Saturday, September 26, 2009

Prelude to Living in Providencia, Part One: Planes

So I’m here in Providencia, finally moved into the place where it looks as though we’ll be spending the next 2-3 months. It’s Saturday morning, and I started traveling Monday afternoon. It’s been a very long week. I’m sitting in a restaurant called Pizza’s Place that gets good reception for the internet, and although it’s closed now nobody really seems to care that I’m sitting here because nobody really cares what you do here in general. Providencia is undeniably beautiful and has all the allure you’d hope for in a remote, somewhat run-down tropical island. (Though for such a small place, I have to say that it takes an awfully long time to get around, and for an island, there are surprisingly few beaches.) In somewhat reduced form, here follows the chronicle of getting to this point. I’m going to post it in two parts, because a whole lot of crap was packed into the last few days.

Monday, 1:30 pm: My mom and I leave the house, heading for LaGuardia. The plan: NY to Houston to Bogota to San Andres to Providencia, all in all a solid 24 hours of traveling. At this point, I am wishing that I could just cut to Tuesday night and be happily and comfortably moved in, avoiding all of the hassle of traveling. (Big mistake. Tuesday night = extremely, comically miserable. If I had seen into the future, I might have chosen to abandon the whole enterprise.) We arrived at the airport, I went through security and everything, no problem, waited for the plane, and took off on schedule. Arrived in Houston at around 8:00 pm (really 9:00 with the time difference) and killed time until taking a connecting flight to Bogota at midnight.
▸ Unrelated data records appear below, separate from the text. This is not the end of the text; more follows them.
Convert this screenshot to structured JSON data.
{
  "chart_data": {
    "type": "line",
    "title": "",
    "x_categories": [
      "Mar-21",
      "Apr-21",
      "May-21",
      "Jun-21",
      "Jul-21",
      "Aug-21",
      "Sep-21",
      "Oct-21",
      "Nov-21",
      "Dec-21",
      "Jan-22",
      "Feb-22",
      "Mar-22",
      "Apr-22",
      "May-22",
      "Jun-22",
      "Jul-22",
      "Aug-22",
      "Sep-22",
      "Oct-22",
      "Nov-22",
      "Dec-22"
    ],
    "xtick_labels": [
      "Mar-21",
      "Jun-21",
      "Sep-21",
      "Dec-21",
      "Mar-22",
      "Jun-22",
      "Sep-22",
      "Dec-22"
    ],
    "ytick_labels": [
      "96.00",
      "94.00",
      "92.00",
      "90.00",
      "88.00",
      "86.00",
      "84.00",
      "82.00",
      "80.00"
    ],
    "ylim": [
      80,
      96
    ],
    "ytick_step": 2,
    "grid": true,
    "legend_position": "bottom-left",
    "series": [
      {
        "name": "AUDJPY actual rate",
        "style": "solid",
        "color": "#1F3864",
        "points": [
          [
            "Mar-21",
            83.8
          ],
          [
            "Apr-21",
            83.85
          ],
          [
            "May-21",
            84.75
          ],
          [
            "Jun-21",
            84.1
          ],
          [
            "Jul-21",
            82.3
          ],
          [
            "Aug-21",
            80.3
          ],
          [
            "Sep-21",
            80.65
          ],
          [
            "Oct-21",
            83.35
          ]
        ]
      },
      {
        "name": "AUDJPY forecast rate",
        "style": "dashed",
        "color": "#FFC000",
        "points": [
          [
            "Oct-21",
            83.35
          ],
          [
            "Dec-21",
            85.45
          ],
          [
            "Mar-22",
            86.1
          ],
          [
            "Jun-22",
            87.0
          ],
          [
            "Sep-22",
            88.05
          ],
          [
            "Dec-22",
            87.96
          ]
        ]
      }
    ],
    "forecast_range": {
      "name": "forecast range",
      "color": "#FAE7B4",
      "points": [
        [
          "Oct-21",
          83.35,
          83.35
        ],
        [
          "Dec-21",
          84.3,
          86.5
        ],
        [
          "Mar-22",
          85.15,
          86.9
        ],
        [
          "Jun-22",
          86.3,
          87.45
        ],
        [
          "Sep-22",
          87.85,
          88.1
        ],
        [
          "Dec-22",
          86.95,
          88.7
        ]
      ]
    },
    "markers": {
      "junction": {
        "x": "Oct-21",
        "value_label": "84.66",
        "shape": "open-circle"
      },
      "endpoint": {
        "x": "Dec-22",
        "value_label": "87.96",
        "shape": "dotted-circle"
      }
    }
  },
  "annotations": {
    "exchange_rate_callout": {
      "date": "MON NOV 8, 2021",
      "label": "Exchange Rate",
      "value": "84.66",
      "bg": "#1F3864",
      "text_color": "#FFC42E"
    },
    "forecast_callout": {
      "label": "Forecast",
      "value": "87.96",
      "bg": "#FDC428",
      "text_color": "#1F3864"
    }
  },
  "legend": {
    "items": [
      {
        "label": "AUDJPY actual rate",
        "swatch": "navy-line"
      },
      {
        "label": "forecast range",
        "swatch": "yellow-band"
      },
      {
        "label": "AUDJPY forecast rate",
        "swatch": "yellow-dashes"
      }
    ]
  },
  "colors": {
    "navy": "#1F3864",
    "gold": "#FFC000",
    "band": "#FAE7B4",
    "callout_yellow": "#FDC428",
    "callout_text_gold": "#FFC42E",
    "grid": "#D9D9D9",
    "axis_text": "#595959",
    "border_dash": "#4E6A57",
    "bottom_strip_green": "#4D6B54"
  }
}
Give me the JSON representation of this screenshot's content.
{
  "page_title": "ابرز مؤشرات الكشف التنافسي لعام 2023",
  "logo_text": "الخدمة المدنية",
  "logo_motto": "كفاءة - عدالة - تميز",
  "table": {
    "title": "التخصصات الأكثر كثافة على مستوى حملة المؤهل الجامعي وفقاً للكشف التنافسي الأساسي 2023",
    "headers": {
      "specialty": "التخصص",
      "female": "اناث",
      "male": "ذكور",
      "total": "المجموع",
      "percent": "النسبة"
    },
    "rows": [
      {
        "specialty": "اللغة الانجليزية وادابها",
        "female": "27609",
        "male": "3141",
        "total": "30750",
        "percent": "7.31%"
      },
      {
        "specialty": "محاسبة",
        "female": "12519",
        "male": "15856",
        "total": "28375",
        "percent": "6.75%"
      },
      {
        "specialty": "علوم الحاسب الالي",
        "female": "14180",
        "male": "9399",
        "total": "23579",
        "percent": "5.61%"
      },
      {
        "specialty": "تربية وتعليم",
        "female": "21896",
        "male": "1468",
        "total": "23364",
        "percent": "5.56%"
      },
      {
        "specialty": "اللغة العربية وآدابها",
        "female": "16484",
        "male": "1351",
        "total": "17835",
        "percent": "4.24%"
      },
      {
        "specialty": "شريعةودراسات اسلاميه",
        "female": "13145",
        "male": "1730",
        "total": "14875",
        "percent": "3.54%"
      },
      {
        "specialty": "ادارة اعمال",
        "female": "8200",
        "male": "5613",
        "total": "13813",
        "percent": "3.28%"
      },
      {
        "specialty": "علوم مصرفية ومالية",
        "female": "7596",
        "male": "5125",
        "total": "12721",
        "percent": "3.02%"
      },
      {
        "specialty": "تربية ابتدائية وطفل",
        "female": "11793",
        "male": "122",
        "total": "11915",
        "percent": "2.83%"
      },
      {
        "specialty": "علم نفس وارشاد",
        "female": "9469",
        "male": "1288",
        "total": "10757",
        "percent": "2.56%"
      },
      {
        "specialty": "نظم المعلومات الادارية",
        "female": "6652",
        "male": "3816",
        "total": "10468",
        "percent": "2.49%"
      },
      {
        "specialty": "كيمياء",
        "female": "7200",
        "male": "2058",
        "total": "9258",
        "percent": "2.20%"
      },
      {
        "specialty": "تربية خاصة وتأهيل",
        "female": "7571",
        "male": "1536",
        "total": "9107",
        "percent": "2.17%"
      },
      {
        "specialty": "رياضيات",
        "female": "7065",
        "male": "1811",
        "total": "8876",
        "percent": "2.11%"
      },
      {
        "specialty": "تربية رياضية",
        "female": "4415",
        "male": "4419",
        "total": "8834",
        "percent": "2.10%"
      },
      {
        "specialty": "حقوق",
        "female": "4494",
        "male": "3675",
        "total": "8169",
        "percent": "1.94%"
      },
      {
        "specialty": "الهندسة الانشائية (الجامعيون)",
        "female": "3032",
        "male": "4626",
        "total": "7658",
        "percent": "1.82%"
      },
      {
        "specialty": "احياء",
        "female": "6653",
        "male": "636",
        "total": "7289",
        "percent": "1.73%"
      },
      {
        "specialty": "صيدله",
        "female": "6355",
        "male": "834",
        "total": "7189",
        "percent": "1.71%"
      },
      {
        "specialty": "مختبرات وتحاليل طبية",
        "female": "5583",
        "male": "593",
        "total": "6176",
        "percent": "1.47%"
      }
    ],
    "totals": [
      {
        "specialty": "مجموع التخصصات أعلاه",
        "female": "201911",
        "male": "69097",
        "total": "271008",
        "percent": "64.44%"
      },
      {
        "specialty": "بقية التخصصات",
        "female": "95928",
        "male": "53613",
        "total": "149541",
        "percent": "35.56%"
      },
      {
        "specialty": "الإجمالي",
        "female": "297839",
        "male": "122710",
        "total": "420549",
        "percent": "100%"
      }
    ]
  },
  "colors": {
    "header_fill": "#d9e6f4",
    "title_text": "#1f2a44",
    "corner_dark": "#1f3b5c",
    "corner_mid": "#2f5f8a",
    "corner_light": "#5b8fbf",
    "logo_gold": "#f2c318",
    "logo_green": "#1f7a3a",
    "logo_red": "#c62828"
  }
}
I arrived in Bogota tired but on schedule at 5:00 am. So far, so good.

I met up with Silvia and Pola, her cat, at the Bogota airport. After breakfast at a place called Crepes y Waffles (exactly what it sounds like), we made our way through security, including a security officer opening all my carry-on luggage and squeezing the lining to make sure I wasn’t concealing everything, and caught our flight to San Andres. Upon landing, we made our way past some sort of customs officer who did not seem pleased that we were planning to stay as long as we were. There, our bags were checked again. A guy at the airport helped us store our luggage for a few hours and then drove us to lunch and back. Lunch was stewed conch. It was very good. When we returned to the airport and checked in for our final flight, they informed Silvia that her cat Pola was going to have to be checked. Silvia may have thought that it was cause for concern, but it was in fact hilarious, and both I and the guy moving the luggage acknowledged this fact. When we got to the plane, the guy showed her that Pola was safely stowed on top of all the other luggage (it was a little propeller plane so all the luggage was just in the back). Providencia looked gorgeous from the air. We landed. We made it.

The hilariously, cinematically disastrous escapades of part two to come next.

Saturday, September 19, 2009

Traveling

So I am leaving shortly to spend roughly three months in Providencia, a small, somewhat remote island in Colombia. I'm going to be living with my good friend Silvia, spending my time writing, exploring, and learning Spanish. I'll post updates and stories on here, so check back later to find out more about my travels. I'll also try and set up a place to look at pictures (though that might be iffy depending on Internet speed), and I'll post the link here once I get that up and running.